Given these functions, we can define functions which convert normalized private scripts to normalized interchange scripts of level L and conversely:
NPI=NIoCPI
NIP=NPoCIP
In other words, first convert to the other encoding, and then normalize. These functions must be inverses of each other.
This means that after normalization (which does not change the output), a private script can be converted to an interchange script and then back to the same private script, and vice versa. Hence it seems reasonable to say that the private encoding can express exactly the same information.
[We need to say similar things about editor representations, transcription fidelity, and rendition fidelity.]
Many tricks are available for designing private encodings with desirable properties. With some knowledge of the statistics of actual scripts, encodings can minimize the number of bits required to represent the average script, by Huffman or conditional coding of the primitives. For example, if strings consist primarily of ordinary written English text, an encoding with five bits per character might be attractive: lower case letters except "q", "x", and "z" (23), space, comma space, semicolon space, colon space, dot space space one upper case character, escape to upper case, one upper case character, escape to digits, one digit character (32 total). The upper case and digits sets would be analogous. A more complex, but perhaps even more compact encoding would take account of the letter frequencies in English text. Similarly, the most common labels can be encoded compactly.
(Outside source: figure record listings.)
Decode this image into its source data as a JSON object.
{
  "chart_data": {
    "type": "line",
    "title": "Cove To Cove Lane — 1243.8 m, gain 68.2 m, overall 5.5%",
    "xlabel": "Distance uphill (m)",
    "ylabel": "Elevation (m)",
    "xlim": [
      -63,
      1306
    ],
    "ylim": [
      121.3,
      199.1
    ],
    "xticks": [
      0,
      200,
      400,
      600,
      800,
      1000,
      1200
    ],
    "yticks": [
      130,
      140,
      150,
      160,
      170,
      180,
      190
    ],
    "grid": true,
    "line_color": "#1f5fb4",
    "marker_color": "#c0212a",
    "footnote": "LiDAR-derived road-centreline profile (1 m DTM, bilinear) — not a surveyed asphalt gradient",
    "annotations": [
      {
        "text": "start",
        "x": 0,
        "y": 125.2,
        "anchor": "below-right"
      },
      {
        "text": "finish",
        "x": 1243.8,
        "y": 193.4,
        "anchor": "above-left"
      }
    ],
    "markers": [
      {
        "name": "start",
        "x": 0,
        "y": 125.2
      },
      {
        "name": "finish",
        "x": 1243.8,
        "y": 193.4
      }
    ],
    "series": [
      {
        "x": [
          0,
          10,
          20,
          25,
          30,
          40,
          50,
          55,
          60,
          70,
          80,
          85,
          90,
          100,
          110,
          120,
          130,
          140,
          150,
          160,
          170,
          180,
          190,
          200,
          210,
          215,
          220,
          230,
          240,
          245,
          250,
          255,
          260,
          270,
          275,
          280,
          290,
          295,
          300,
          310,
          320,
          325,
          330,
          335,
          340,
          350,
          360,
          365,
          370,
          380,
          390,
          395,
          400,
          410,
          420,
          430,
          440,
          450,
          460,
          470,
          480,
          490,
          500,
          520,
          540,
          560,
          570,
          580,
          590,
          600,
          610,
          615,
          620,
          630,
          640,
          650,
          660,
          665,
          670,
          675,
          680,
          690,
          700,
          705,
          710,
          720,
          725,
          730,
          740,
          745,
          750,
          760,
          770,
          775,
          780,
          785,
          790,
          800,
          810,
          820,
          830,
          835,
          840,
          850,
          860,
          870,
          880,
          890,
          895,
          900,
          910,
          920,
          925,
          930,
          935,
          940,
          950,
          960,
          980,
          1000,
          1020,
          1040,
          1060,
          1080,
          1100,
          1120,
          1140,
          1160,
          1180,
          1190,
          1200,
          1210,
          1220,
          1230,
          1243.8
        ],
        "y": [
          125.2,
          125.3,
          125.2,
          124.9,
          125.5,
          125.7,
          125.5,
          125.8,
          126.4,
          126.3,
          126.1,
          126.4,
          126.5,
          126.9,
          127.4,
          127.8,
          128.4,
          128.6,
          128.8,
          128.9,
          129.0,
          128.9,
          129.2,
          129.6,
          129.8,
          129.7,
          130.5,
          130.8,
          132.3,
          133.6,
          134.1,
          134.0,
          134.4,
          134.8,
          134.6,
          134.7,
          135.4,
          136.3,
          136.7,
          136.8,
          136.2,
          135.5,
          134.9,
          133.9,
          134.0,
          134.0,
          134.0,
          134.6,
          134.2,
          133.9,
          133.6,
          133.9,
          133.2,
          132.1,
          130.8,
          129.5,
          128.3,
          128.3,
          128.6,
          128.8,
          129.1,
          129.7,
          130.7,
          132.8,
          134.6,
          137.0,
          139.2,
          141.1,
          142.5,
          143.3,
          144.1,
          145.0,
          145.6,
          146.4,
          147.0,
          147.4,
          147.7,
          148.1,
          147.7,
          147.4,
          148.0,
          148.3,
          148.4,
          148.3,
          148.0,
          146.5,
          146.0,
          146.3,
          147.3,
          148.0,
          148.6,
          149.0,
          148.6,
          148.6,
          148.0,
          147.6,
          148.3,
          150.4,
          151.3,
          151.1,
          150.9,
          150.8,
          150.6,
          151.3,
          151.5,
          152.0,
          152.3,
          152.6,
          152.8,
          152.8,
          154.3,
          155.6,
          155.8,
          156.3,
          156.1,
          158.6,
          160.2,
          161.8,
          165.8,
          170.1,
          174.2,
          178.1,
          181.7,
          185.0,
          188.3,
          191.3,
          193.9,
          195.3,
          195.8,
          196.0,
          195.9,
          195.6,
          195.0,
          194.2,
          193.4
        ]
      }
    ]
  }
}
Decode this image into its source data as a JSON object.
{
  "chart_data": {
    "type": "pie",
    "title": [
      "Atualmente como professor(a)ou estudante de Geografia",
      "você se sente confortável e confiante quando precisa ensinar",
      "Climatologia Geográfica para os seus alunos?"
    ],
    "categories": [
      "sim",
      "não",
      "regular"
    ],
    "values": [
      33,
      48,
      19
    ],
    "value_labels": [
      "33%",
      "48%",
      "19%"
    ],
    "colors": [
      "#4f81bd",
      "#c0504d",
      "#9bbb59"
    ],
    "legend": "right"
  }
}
There are other useful ideas for private encodings. The bracketting constructs may be replaced by constructs with explicit length fields; these can be shorter, it is easy for the decoder to skip the bracketted constructs, and if the script is damaged it is easier to recover than from the loss of a closing bracket. Hints can be associated with nodes that will speed translation to a particular editor’s representation.
In designing a private encoding, it is advisable to handle all the constructs of Interdoc reasonably compactly, rather than allowing some "unpopular" ones to be encoded very clumsily. Otherwise scripts originally generated in another encoding may cause terrible performance.